Ремонт занял несколько минут. Перочинным ножиком я подогнул два язычка, добился их «звучания в разлив», чем отличается аккордеон от баяна, и попросил её сыграть что-нибудь.
Она вся полыхнула – с головы до пят. Влезла в ремни, села в кресло, попробовала звук и, ускользнув сознанием в неведомое, заиграла мелодию из того места в фильме «Титаник», где Роуз стоит на носу корабля раскинув руки. Только я перенёсся в бурные воды Атлантики 1912 года, в прекрасный и трагический мир молодых пассажиров на знаменитом лайнере, как резкий, требовательный  голос бабушки снизу, из лестничного проёма, прервал игру. Бабушка назвала внучку по имени – и лишь теперь я узнал как её зовут, - Юля.
Противиться воле бабушки я не смел. Оставалось обзавестись никнеймом моей новой знакомой и спуститься по винту вниз.
Бабушка на коридоре, выступая в роли строгой охранительницы, весьма недружелюбно ответила на моё «счастливо оставаться».
«Значит, Юля, - думал я возвращаясь домой. - А так же Galaxy girl – (Девушка галактики)».
Назавтра она опять пришла. И мы, поговорив о стихах,  вместе возили сено на тележке в сарай соседа, державшего овец.
К вечеру пошёл дождь. Она решительно отказалась пересидеть ненастье у меня дома, согласилась только надеть мою прозрачную накидку с капюшоном.

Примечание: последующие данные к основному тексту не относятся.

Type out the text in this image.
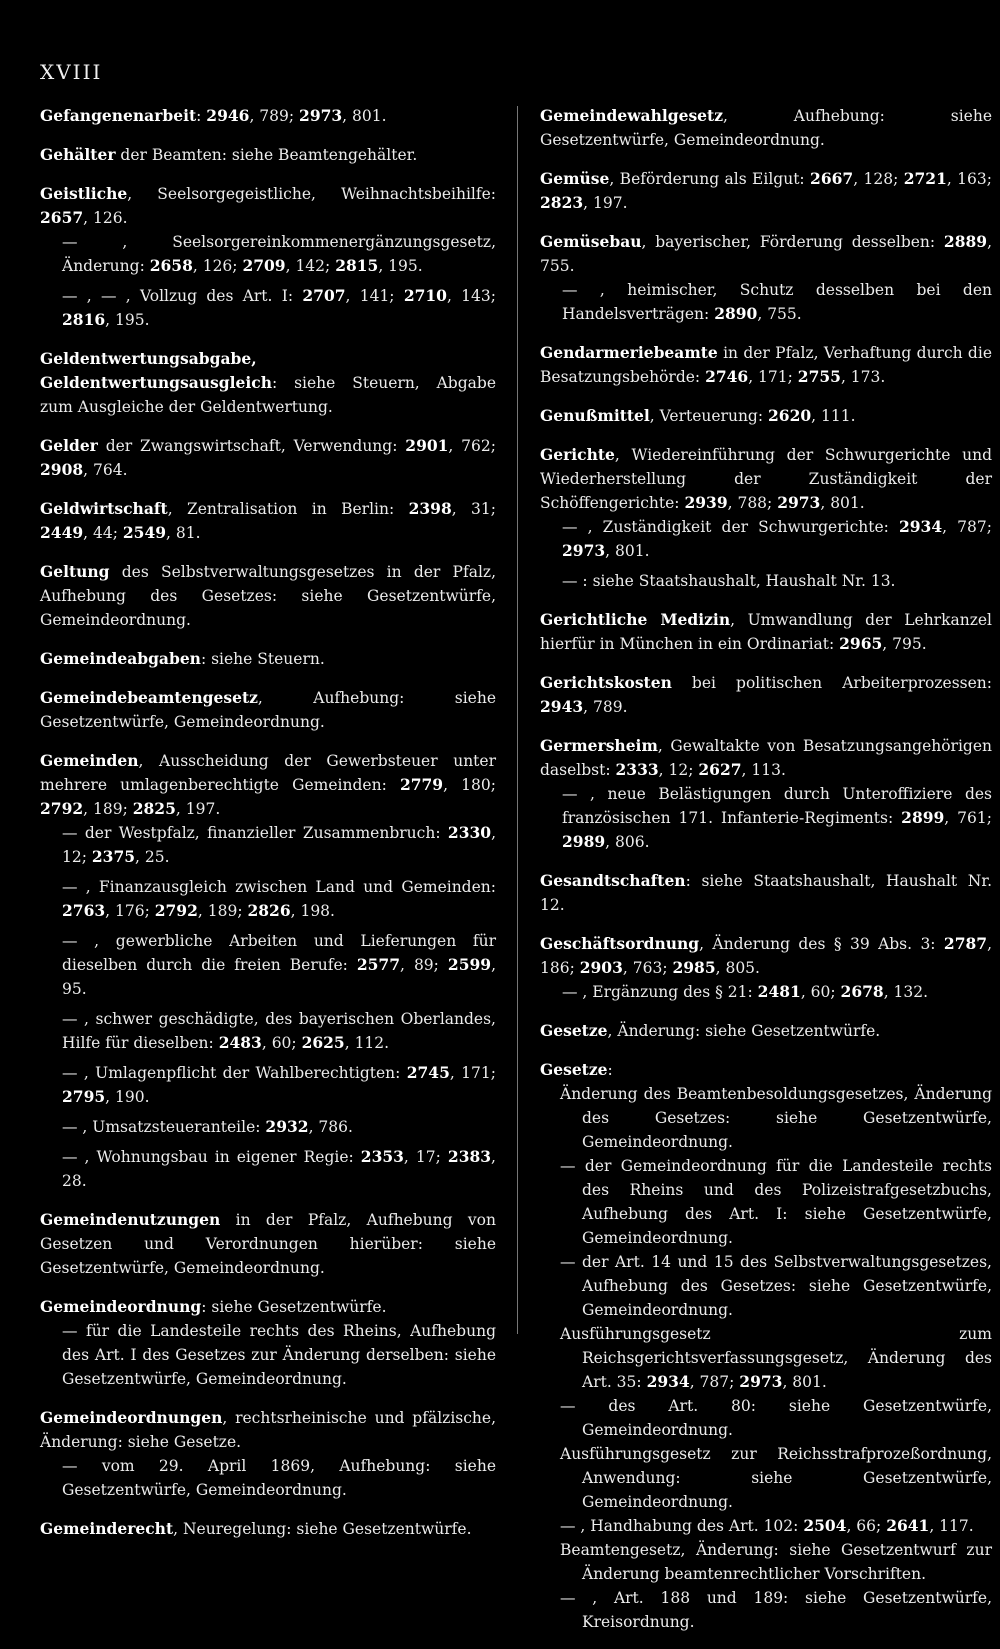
XVIII
Gefangenenarbeit: 2946, 789; 2973, 801.
Gehälter der Beamten: siehe Beamtengehälter.
Geistliche, Seelsorgegeistliche, Weihnachtsbeihilfe: 2657, 126.
— , Seelsorgereinkommenergänzungsgesetz, Änderung: 2658, 126; 2709, 142; 2815, 195.
— , — , Vollzug des Art. I: 2707, 141; 2710, 143; 2816, 195.
Geldentwertungsabgabe, Geldentwertungsausgleich: siehe Steuern, Abgabe zum Ausgleiche der Geldentwertung.
Gelder der Zwangswirtschaft, Verwendung: 2901, 762; 2908, 764.
Geldwirtschaft, Zentralisation in Berlin: 2398, 31; 2449, 44; 2549, 81.
Geltung des Selbstverwaltungsgesetzes in der Pfalz, Aufhebung des Gesetzes: siehe Gesetzentwürfe, Gemeindeordnung.
Gemeindeabgaben: siehe Steuern.
Gemeindebeamtengesetz, Aufhebung: siehe Gesetzentwürfe, Gemeindeordnung.
Gemeinden, Ausscheidung der Gewerbsteuer unter mehrere umlagenberechtigte Gemeinden: 2779, 180; 2792, 189; 2825, 197.
— der Westpfalz, finanzieller Zusammenbruch: 2330, 12; 2375, 25.
— , Finanzausgleich zwischen Land und Gemeinden: 2763, 176; 2792, 189; 2826, 198.
— , gewerbliche Arbeiten und Lieferungen für dieselben durch die freien Berufe: 2577, 89; 2599, 95.
— , schwer geschädigte, des bayerischen Oberlandes, Hilfe für dieselben: 2483, 60; 2625, 112.
— , Umlagenpflicht der Wahlberechtigten: 2745, 171; 2795, 190.
— , Umsatzsteueranteile: 2932, 786.
— , Wohnungsbau in eigener Regie: 2353, 17; 2383, 28.
Gemeindenutzungen in der Pfalz, Aufhebung von Gesetzen und Verordnungen hierüber: siehe Gesetzentwürfe, Gemeindeordnung.
Gemeindeordnung: siehe Gesetzentwürfe.
— für die Landesteile rechts des Rheins, Aufhebung des Art. I des Gesetzes zur Änderung derselben: siehe Gesetzentwürfe, Gemeindeordnung.
Gemeindeordnungen, rechtsrheinische und pfälzische, Änderung: siehe Gesetze.
— vom 29. April 1869, Aufhebung: siehe Gesetzentwürfe, Gemeindeordnung.
Gemeinderecht, Neuregelung: siehe Gesetzentwürfe.
Gemeindewahlgesetz, Aufhebung: siehe Gesetzentwürfe, Gemeindeordnung.
Gemüse, Beförderung als Eilgut: 2667, 128; 2721, 163; 2823, 197.
Gemüsebau, bayerischer, Förderung desselben: 2889, 755.
— , heimischer, Schutz desselben bei den Handelsverträgen: 2890, 755.
Gendarmeriebeamte in der Pfalz, Verhaftung durch die Besatzungsbehörde: 2746, 171; 2755, 173.
Genußmittel, Verteuerung: 2620, 111.
Gerichte, Wiedereinführung der Schwurgerichte und Wiederherstellung der Zuständigkeit der Schöffengerichte: 2939, 788; 2973, 801.
— , Zuständigkeit der Schwurgerichte: 2934, 787; 2973, 801.
— : siehe Staatshaushalt, Haushalt Nr. 13.
Gerichtliche Medizin, Umwandlung der Lehrkanzel hierfür in München in ein Ordinariat: 2965, 795.
Gerichtskosten bei politischen Arbeiterprozessen: 2943, 789.
Germersheim, Gewaltakte von Besatzungsangehörigen daselbst: 2333, 12; 2627, 113.
— , neue Belästigungen durch Unteroffiziere des französischen 171. Infanterie-Regiments: 2899, 761; 2989, 806.
Gesandtschaften: siehe Staatshaushalt, Haushalt Nr. 12.
Geschäftsordnung, Änderung des § 39 Abs. 3: 2787, 186; 2903, 763; 2985, 805.
— , Ergänzung des § 21: 2481, 60; 2678, 132.
Gesetze, Änderung: siehe Gesetzentwürfe.
Gesetze:
Änderung des Beamtenbesoldungsgesetzes, Änderung des Gesetzes: siehe Gesetzentwürfe, Gemeindeordnung.
— der Gemeindeordnung für die Landesteile rechts des Rheins und des Polizeistrafgesetzbuchs, Aufhebung des Art. I: siehe Gesetzentwürfe, Gemeindeordnung.
— der Art. 14 und 15 des Selbstverwaltungsgesetzes, Aufhebung des Gesetzes: siehe Gesetzentwürfe, Gemeindeordnung.
Ausführungsgesetz zum Reichsgerichtsverfassungsgesetz, Änderung des Art. 35: 2934, 787; 2973, 801.
— des Art. 80: siehe Gesetzentwürfe, Gemeindeordnung.
Ausführungsgesetz zur Reichsstrafprozeßordnung, Anwendung: siehe Gesetzentwürfe, Gemeindeordnung.
— , Handhabung des Art. 102: 2504, 66; 2641, 117.
Beamtengesetz, Änderung: siehe Gesetzentwurf zur Änderung beamtenrechtlicher Vorschriften.
— , Art. 188 und 189: siehe Gesetzentwürfe, Kreisordnung.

И я долго смотрел с крыльца, как она льдинкой растворялась в дожде, и на холме вовсе исчезла в пелене ливня.
Прогноз обещал многодневную непогодь.  Пора было срочно съезжать с дачи  в виду подъёма воды в реке и непролазности дороги до шоссе.

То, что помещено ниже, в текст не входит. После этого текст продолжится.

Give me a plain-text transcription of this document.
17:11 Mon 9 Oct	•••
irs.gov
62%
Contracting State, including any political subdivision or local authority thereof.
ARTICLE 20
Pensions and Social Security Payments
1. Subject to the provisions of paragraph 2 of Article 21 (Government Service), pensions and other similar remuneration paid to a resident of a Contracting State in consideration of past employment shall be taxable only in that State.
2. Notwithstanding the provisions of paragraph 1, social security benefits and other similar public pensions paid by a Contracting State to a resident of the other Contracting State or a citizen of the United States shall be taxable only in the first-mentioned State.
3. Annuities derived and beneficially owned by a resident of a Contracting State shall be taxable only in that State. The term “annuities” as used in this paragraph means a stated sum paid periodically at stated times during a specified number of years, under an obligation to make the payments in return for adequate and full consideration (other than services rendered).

В строке контактного сообщения я написало ей об этом. «А как же ваше сено? – ответила она. «Бог с ним, с сеном. И без него не помрут овечки».
Она бурно воспротивилась такому пренебрежительному отношению к животным и пообещала довести мой сенокос до победного конца.
И в самом деле, через несколько дней я получил от неё фото сарая соседа, забитого сеном под крышу, и моего чисто убранного участке, готового к зиме.
Больше мы не встречались, традиционно - в созвучии наших натуральных голосов, в чувственном соединении биополей. Но и не расставались, если иметь в виду ежедневное общение в холодке и стерильности виртуала.
На экране моего ноут-бука постоянно появлялись её фото. Бабушка на завалинке. Школьный автобус с деревенскими детьми. Овечки. А чаще всего пейзажи. В подборке до десяти. Чувствовалось, что она снимала жадно, взахлёб, с каждым разом всё более изощрённо, вырастая как художник. Удивляла и замыслом, и композицией. Многие фотки я выносил на свой рабочий стол, восполняя этим самым томление по родному углу.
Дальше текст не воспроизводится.